Author: Sam Guzman
Source: The Catholic Gentlemen
Scripture begins with the story of creation. God pours out his creativity and handiwork on the world, filling it with life and abundance. On the final day of creation, God creates mankind, made in his own image, as the culmination and the crown of his labors.
God then admires his work, granting it the primordial blessing: “It is very good” (Gen. 1:31).
In the creation story, we see that blessing is nothing other than declaring something’s inherent worth and innate goodness. When God blesses creation, he proclaims it “very good.”
Likewise, when we bless God we declare him goodness itself; the source of all that is, the eternal fountainhead of life and joy.
Within each of us is a desire to be blessed. That is, we long to know that, beyond the accidents of personality or appearance, the core of our being is good, even very good. We desire someone to tell us that it is good that you exist.
We want—no, need—to know that we are not a mistake; that we are not flawed or unworthy of love.
If we do not receive this blessing, it is deeply painful to us, though this pain often remains unconscious. Without this blessing, we can develop all kinds of harmful and even pathological behaviors in the quest to find the affirmation we crave.
The greatest gift a father can give a child, especially his son, is his blessing. A father is uniquely positioned to grant this blessing, for the moment a child becomes aware of his father’s existence, he desires his affirmation, his approval, and his love.
Fathers, bless your children. Clearly communicate to them in word and in deed that: “It is good that you exist.
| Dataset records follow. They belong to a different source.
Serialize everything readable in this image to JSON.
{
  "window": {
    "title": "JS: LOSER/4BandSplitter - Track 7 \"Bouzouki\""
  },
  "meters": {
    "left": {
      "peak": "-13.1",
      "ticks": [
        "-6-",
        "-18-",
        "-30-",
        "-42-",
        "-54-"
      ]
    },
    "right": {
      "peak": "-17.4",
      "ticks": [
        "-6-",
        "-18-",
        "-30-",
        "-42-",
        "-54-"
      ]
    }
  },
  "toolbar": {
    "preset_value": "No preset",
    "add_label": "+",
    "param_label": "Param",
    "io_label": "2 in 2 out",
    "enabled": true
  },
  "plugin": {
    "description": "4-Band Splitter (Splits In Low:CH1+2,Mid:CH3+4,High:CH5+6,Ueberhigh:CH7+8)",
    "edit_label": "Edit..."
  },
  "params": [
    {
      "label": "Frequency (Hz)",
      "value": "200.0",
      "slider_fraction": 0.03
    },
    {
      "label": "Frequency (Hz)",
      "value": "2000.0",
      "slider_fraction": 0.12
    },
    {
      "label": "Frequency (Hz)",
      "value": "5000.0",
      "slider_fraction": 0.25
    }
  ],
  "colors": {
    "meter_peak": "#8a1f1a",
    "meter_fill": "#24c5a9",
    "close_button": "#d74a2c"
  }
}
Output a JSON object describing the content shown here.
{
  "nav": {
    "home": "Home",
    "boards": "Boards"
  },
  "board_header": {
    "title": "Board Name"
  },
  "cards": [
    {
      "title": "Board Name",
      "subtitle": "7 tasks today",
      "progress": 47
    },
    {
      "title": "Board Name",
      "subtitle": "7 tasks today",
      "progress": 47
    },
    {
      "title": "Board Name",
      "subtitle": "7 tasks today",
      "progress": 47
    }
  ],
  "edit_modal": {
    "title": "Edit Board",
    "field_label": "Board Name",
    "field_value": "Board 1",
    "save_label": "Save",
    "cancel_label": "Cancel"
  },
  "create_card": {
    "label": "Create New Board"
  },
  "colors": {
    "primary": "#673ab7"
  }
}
Beyond your skills, your performance, or your intelligence, beyond anything that you do, I delight in you. I possess a love for you that cannot be earned, but that flows from the fact that you are good and lovable at the core of who you are.”
What life-giving truths! How many of our lives would be different if we had been blessed in such a way.
A father’s blessing is communicated beyond words. More often, it is bestowed through gift of attention, the gift of presence, the gift of listening. It is found in rejecting the fatherly tendency to make our children in our own image; to force them to achieve some distant measure of success; to compel them to become what we failed to be.
“You may not be rich; you may be unable to bequeath any great possessions to your children,” said St. Ambrose, “but one thing you can give them: the heritage of your blessing. And it is better to be blessed than to be rich.”
The crisis of our culture is a culture of fatherhood. Weak, absent, or even abusive fathers are largely responsible for the decay of society, and there is research to prove it. The healing of the culture, then, will only flow from fatherhood truly embraced and lived. It will flow from fathers who bless their children, not only in word but in deed.